Aerosmith signed up for a chance to work with George Martin on a decent cover of Come Together. Martin, who knew that Aerosmith were notoriously slow in the recording studio, spurred them on with the promise of going to see Jeff Beck in concert. When Martin scarpered with the recording, Aerosmith realized they had been duped; there was no Jeff Beck concert.
“The Sgt. Pepper? Are you kidding?” said Aerosmith drummer Joey Kramer. “It was a disaster. A real debacle. The Stones refused to do the part that was offered to us. Now we know why.”
There are a few other passable songs: Robin Gibb’s version of Oh! Darling and Earth, Wind, and Fire’s Got to Get You Into My Life, which reached No. 9 in the US. “The Bee Gees were pissed!” said Earth, Wind, and Fire singer Philip Bailey. “They wouldn’t speak to us because they thought we stole their thunder.”
Most of The Bee Gees’ covers fail to hit the right notes. “The problem is, Lennon and McCartney’s voices are so distinctive,” says Richard Mills. “If you’re going to do a Beatles cover you’ve got to add something to it – like Aretha Franklin or Wilson Pickett or someone like that.”
Barry Gibb agreed – they needed to do more with the material. “I don’t think George [Martin] should have produced Sgt. Pepper again,” he said. “George was religious with the original arrangements – he didn’t want to change them. What the people were looking for was something totally new.”
There are also amusingly literal interpretations of the songs: She’s Leaving Home as Strawberry Fields, well, leaves home; The Long and Winding Road on a long and winding road; and A Day in the Life – “I read the news today, oh boy” – while Barry checks out the newspaper.
Things take a dark turn when Strawberry Fields is killed and Frampton’s Billy Shears attempts to kill himself. All is saved in the film’s final, head-spinning twist: a weathervane in the shape of Sgt. Pepper comes to life, transforming into the singer and real-life Beatles pal Billy Preston, who magically saves everyone.
The film finishes with an ensemble rendition of the Sgt. Pepper’s title track – a rabble seemingly inspired by the original album cover. Singers among the rabble include Tina Turner, Donovan, Robert Palmer, Wilson Pickett, and Sha-Na-Na.
Expectations were high for the album-film combo. The Saturday Night Fever soundtrack was released during the making of the film and was an instant sensation – the biggest selling album of the year. Bootleggers assumed that Sgt. Pepper’s would be a similar hit and produced countless knock-off copies.

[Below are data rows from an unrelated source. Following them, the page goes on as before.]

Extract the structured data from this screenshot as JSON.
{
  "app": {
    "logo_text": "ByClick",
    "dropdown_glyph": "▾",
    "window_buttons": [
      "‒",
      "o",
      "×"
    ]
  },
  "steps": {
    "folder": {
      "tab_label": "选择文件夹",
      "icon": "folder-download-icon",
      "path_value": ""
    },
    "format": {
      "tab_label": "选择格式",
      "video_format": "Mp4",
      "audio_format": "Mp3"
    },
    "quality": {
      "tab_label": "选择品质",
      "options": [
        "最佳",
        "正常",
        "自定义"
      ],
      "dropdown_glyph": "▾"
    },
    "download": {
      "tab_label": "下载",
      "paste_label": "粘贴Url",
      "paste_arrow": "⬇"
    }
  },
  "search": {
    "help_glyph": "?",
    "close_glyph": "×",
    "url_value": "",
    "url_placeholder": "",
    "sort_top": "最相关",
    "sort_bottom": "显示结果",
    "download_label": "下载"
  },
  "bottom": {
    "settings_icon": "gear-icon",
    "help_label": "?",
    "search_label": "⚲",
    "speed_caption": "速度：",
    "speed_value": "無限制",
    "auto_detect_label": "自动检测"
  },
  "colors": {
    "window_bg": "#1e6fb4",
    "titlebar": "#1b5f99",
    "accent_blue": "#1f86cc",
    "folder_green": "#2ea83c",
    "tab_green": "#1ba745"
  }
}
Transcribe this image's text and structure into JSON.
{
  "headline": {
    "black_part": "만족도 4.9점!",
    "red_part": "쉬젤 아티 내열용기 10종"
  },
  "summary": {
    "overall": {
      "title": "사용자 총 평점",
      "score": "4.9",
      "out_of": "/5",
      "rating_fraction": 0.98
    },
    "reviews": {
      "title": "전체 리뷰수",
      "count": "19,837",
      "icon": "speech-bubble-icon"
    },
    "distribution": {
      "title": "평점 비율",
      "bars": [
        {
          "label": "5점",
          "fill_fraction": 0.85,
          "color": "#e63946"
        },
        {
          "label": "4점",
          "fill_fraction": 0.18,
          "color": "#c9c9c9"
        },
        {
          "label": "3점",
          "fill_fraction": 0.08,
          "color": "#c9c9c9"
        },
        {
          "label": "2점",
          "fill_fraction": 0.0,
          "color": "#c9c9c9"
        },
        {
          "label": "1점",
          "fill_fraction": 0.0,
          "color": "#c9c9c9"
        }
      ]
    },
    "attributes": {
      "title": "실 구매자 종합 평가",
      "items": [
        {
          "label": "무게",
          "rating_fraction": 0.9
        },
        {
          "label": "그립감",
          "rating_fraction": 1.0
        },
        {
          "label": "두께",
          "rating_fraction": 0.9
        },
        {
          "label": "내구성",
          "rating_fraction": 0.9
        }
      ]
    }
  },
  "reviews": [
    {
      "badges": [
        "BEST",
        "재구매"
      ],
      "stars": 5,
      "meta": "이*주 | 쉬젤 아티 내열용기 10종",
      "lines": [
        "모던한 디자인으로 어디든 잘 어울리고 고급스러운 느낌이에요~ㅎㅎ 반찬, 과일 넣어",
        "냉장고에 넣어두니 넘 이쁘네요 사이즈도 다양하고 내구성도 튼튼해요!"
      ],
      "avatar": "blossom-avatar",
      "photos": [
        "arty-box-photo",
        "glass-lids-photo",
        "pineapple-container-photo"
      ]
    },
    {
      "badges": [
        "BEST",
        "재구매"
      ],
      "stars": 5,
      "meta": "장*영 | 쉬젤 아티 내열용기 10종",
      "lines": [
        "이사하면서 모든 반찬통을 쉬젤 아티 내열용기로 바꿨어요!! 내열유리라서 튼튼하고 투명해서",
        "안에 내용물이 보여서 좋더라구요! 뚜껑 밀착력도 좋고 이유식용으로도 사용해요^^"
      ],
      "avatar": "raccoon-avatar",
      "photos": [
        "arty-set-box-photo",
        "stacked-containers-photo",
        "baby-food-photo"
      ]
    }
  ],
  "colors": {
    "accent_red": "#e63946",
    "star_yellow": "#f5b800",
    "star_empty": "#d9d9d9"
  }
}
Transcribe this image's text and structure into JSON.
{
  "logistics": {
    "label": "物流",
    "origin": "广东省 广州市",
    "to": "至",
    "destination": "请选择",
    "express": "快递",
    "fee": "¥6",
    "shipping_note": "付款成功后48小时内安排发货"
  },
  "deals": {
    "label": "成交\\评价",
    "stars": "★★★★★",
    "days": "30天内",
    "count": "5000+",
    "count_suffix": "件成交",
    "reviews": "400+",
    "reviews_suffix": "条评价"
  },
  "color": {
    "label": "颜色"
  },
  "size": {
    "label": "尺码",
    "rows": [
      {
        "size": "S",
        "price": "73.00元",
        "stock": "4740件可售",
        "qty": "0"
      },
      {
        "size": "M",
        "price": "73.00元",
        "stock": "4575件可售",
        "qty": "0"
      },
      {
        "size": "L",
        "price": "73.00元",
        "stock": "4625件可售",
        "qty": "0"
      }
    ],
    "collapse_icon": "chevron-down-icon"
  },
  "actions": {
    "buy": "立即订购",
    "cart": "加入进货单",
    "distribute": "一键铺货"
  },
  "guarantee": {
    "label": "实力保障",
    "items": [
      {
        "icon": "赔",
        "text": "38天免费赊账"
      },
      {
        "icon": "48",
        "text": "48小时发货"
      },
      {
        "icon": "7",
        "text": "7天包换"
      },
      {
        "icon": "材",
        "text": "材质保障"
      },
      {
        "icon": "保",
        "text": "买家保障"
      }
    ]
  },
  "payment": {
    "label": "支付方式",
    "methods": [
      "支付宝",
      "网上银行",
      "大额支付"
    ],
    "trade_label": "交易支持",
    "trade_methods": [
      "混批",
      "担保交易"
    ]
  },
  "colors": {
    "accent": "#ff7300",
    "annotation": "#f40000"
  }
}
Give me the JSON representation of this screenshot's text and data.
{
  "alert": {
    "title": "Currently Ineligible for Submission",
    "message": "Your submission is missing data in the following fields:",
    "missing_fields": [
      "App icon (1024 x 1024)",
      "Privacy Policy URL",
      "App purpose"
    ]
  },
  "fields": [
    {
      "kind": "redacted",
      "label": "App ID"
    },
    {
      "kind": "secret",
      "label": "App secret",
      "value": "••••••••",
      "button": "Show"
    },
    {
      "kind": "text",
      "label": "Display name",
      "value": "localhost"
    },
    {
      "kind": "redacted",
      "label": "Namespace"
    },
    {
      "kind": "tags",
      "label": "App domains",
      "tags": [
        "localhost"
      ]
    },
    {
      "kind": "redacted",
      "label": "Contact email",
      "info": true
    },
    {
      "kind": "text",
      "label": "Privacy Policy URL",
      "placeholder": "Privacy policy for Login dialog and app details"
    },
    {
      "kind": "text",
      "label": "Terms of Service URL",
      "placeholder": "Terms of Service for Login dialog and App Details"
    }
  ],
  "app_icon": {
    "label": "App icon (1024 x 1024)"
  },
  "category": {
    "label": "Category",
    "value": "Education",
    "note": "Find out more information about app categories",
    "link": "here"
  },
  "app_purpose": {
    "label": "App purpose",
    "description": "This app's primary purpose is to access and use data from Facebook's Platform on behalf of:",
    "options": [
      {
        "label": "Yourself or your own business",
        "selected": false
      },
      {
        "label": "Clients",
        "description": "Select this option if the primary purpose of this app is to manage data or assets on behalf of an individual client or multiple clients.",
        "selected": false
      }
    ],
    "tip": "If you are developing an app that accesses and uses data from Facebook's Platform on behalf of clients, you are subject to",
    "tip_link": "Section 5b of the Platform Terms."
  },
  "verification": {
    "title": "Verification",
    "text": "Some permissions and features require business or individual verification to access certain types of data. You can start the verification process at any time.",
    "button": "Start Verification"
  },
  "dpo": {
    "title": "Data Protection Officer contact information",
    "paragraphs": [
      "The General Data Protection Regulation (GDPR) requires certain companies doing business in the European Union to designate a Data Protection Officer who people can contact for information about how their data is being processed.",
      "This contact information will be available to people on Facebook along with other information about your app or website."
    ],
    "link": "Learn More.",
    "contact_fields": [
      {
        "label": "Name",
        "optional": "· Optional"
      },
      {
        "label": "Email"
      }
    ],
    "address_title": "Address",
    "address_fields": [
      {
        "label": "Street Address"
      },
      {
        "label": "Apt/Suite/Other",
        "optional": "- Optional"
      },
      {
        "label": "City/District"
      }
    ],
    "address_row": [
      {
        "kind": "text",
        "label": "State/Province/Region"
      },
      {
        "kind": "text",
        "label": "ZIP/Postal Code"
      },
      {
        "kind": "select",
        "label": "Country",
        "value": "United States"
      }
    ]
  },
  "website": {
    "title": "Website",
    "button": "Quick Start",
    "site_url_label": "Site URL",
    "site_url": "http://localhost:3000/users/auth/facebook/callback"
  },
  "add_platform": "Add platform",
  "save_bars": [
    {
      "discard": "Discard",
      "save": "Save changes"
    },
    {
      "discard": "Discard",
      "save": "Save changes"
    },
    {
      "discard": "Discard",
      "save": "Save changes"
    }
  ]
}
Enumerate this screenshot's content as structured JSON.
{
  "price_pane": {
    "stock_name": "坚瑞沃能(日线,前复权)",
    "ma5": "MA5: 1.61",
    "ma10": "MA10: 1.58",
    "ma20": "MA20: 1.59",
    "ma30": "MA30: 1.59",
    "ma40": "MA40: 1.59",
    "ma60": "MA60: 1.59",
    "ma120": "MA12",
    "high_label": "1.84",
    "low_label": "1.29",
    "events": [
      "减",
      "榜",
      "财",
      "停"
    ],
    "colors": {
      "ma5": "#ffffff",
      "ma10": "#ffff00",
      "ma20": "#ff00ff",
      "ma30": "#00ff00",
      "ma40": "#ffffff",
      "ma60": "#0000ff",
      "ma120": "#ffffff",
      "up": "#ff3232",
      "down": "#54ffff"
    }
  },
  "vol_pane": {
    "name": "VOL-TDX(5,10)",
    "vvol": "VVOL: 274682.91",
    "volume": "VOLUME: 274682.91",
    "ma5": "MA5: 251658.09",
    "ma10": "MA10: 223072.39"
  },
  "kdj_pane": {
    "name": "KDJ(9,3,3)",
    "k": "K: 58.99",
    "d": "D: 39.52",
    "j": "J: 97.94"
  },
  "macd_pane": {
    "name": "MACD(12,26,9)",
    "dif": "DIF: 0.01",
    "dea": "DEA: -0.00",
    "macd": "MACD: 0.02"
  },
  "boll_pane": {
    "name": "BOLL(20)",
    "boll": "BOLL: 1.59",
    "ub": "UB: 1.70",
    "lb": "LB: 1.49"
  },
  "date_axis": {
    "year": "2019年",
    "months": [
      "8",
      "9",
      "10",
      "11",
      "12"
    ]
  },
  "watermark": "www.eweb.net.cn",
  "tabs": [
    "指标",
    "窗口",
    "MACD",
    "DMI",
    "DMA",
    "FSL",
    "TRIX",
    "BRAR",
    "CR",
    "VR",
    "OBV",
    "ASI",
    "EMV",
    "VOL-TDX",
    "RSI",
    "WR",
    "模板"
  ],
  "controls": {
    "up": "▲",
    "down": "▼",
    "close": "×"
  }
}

The film was panned but wasn’t a bomb – it made back $20 million. The album, meanwhile, was hurt by the film's reviews. It debuted at No. 5. In the US but dropped out of the top 100 within six weeks. There were so many bootleg copies in circulation that retailers returned 4 million albums – a million more than had been distributed in the first place. It went reverse platinum. The FBI claimed that bootlegs were being dumped on California roadsides by the truckful.
George Harrison commented on the film. “I just feel sorry for Robert Stigwood, the Bee Gees and Pete Frampton for doing it,” he said, “because they had established themselves in their own right as decent artists and suddenly… it’s like the classic thing of greed. The more you make the more you want to make, until you become so greedy that ultimately you put a foot wrong. And even though Sgt. Pepper is no doubt a financial success, I think it’s damaged their images, their careers, and they didn’t need to do that.”
It wasn’t a totally wasted venture for the Bee Gees: they wrote three No. 1s during an afternoon break on the film — Tragedy, Too Much Heaven, and Shadow Dancing. “The drugs must have been good that day,” said Maurice.
Peter Frampton’s career was hurt, but more likely by a car crash he had the same year – he broke both hands, both feet, an arm, and ribs. Frampton didn’t entirely regret the film. “I wouldn’t want people to see it, but it was fun to do,” he wrote.
But watched now, taken an ironic helping of salt, the Sgt. Pepper's movie is bordering on fun – a lurid, naff fairground of a film. “It's a curio,” says Richard Mills. “With a little bit more care, in a different context, it could have been good. What is it they say in Spinal Tap? There’s a fine line between clever and rubbish.”